Sex affects neuron morphology, modifying dendrites’ architecture and spine density, with CA1 and CA3 hippocampal neurons exhibiting a higher branching of basal dendrites in adolescent and young males compared with female rats [69]. Moreover, different susceptibilities of male and female offspring to maternal dietary interventions have been described, with the male fetal brain being more disposed to change its transcriptome [70]. Therefore, it is unsurprising that in our study, males are more prone to respond to HFD and FO supplementation.
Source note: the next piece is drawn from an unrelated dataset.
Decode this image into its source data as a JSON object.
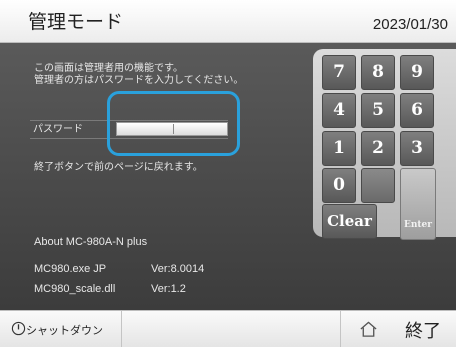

There is a high risk of ASD in children of women who were obese during pregnancy [71]; our results may have a clinical translation in this setting. Studies in pregnant women show that the intake of n-3 PUFAs during the second trimester of gestation reduces the risk of ASD in children, probably due to their biological effects on brain development [72]. In this regard, maternal obesity impairs placental transfer and/or synthesis of PUFA, reducing the bioavailability of n-3 and n-6 PUFA (DHA and AA) to the offspring during pregnancy and lactation [73]. Therefore, based on the structural effects on the cerebral cortex, our study supports the beneficial effect of n-3 PUFAs in maternal obesity.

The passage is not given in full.